Monday, January 23, 2012

Unbelievable

I don't know why I think yesterday's game was unbelievable but I do.  I should know better than to expect more from yesterday's opposing team but I do.  I go into these games almost with an Polly-Anna-ish expectation that maybe this time will be different.  I go in with a pit in my stomach but a little tiny, little glimmer of hope that maybe, just maybe, this time parents and players can keep their shit together and have a good game.

Yesterday, Zach and his team played the number one team in their hockey league, who also happens to be the number one team in the nation at the U16AA level of hockey.  They have crushed nearly every team they have played this year.  Their talent is deep and strong.  And they know it.  They may be the top team in the nation but they are ranked dead last with me because both the players and parents are arrogant and nasty. 

I understand that being number one in the league and the nation can be quite exhilarating and it is an accomplishment of which a team should be proud.  But arrogant?  I've never been one to accept arrogance from anyone.  Arrogance and entitlement are two words that piss me off.  And this hockey league from the players to the parents to the coaches chap my hide. 

In the nine years our kids have played hockey I have never run across another hockey team/organization that brings out such negativity in me.  I have learned, now, that I just need to walk away.  Yesterday was no different.  But yesterday, when I walked away I was disgusted with not only their players and parents but our parents as well...myself included.

I waited too long to walk away.  I waited half a period too long, my patience was sapped and I snapped, just a little but I snapped just the same.  I walked away shaking my head and calling the other team and their parents a bunch of shits...and they were.  But so were we.

What right do I have to call another team a bunch of shits?  I don't.  I have no right to call them anything but opponents.  I should have reigned in my tongue but I didn't.  I let myself stoop to a level I try hard to avoid.  I know myself well enough to know I need to walk away when I see bad behavior.  I did call some of our parents out when the were calling for our boys to go after certain kids on the other team.  I did shake my head in silent mortification as our parents cheered wildly when their kids took penalty after penalty.  But I did exactly what I should never have done...stooped to their level.  UGH...I was a shining example of what not to do.
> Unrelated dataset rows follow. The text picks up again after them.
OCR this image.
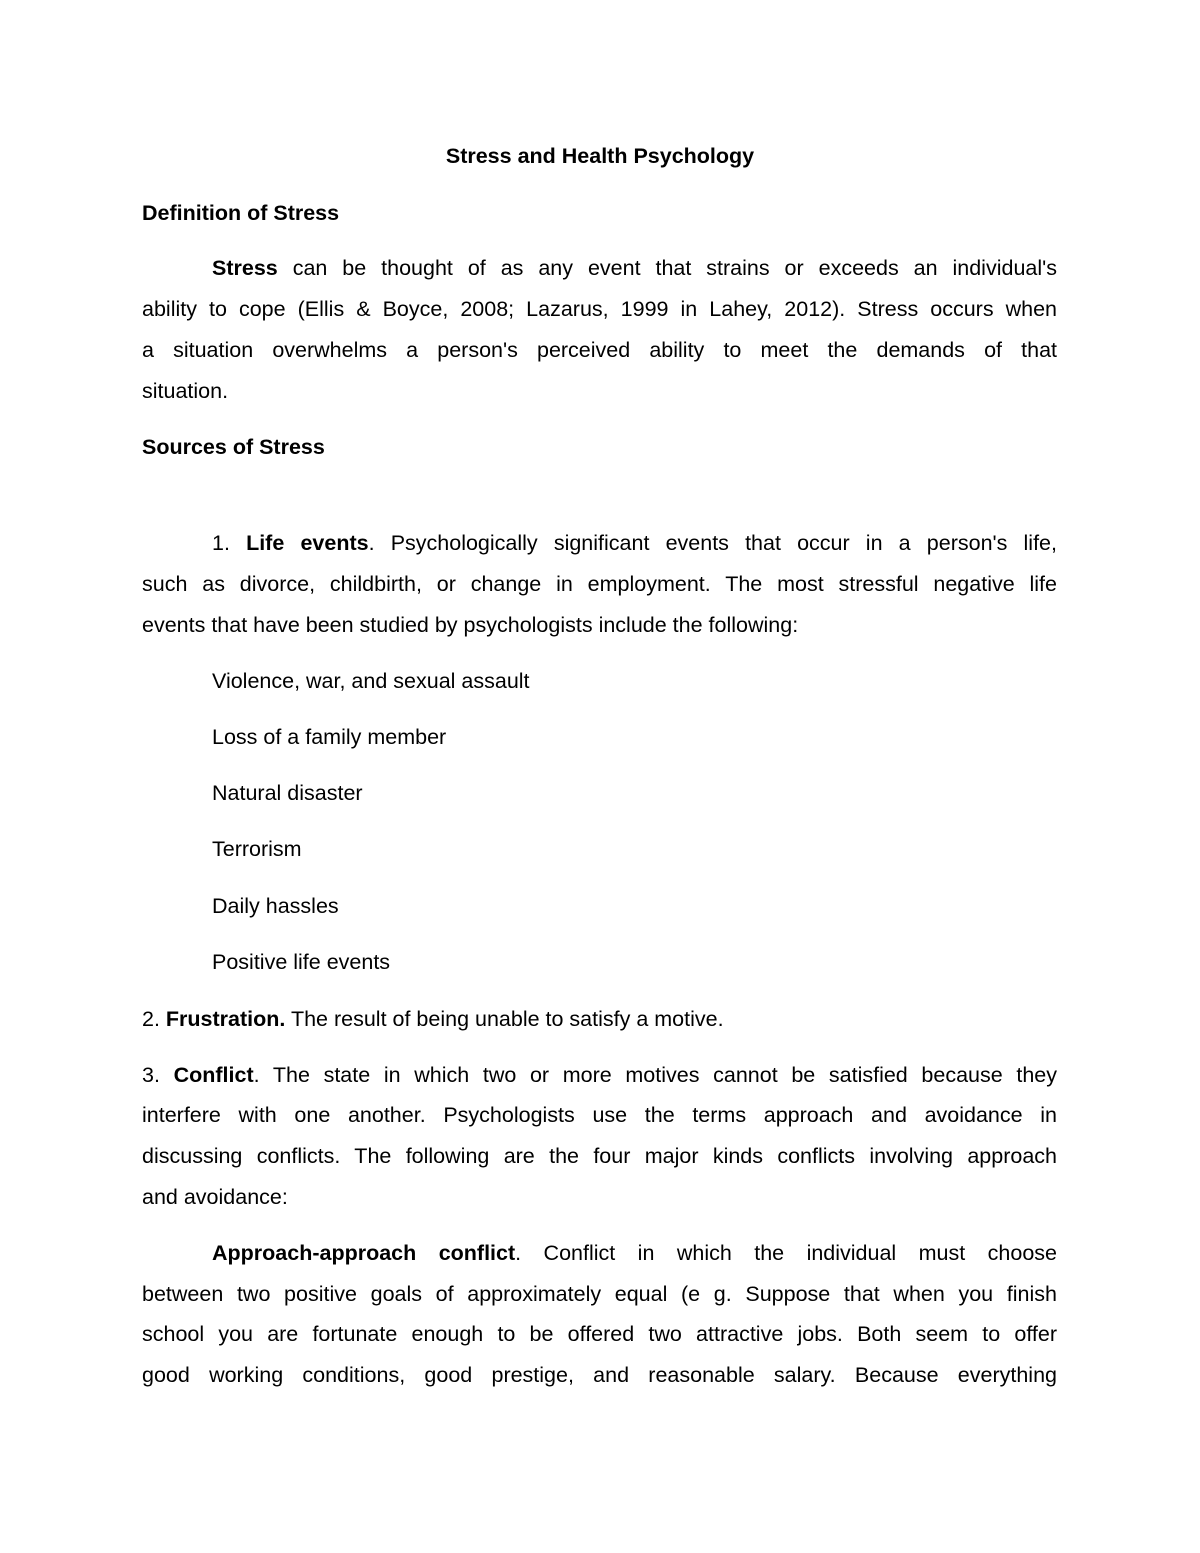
Stress and Health Psychology
Definition of Stress
Stress can be thought of as any event that strains or exceeds an individual's
ability to cope (Ellis & Boyce, 2008; Lazarus, 1999 in Lahey, 2012). Stress occurs when
a situation overwhelms a person's perceived ability to meet the demands of that
situation.
Sources of Stress
1. Life events. Psychologically significant events that occur in a person's life,
such as divorce, childbirth, or change in employment. The most stressful negative life
events that have been studied by psychologists include the following:
Violence, war, and sexual assault
Loss of a family member
Natural disaster
Terrorism
Daily hassles
Positive life events
2. Frustration. The result of being unable to satisfy a motive.
3. Conflict. The state in which two or more motives cannot be satisfied because they
interfere with one another. Psychologists use the terms approach and avoidance in
discussing conflicts. The following are the four major kinds conflicts involving approach
and avoidance:
Approach-approach conflict. Conflict in which the individual must choose
between two positive goals of approximately equal (e g. Suppose that when you finish
school you are fortunate enough to be offered two attractive jobs. Both seem to offer
good working conditions, good prestige, and reasonable salary. Because everything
I have to say, though, I was not the only shining example of what not to do.  Their players were rude, nasty and over the top arrogant.  They know they're number one.  They know they have mercy-ed many teams this season, ending games early with a 10 point lead.  They know some of them are headed onto bigger and better things next season.  It is with all of that in mind that they should be humbly proud but they're not.  They are, for the most part, an obnoxious bunch of jerks.  They had just scored their eighth goal to our one goal when the player who scored skated by our team's bench with his fist in the air, telling our players he was was "it" and they were shit.  He got a penalty for unsportsmanlike conduct...in fact he got many penalties for bad behavior and I was happy to see him park his arrogant ass in the sin bin for a while.  At goal number nine, the player who scored skated down the ice in front of our players and "Tebow-ed."  It was a class-less game played by class-less players, coached by class-less coaches and cheered for by class-less parents.  Everyone's behavior was far less than stellar. 

I  hope to not face this team again this year.  I hope the kids who are headed on to "bigger and better" things get a little sense knocked into them in the years ahead so they don't go through life believing they are entitled to behave like arrogant jerks.  I hope, at some point, their unbelievable behavior is toned down several notches and they can see that being a great player in a sport also requires humility and not outright arrogance.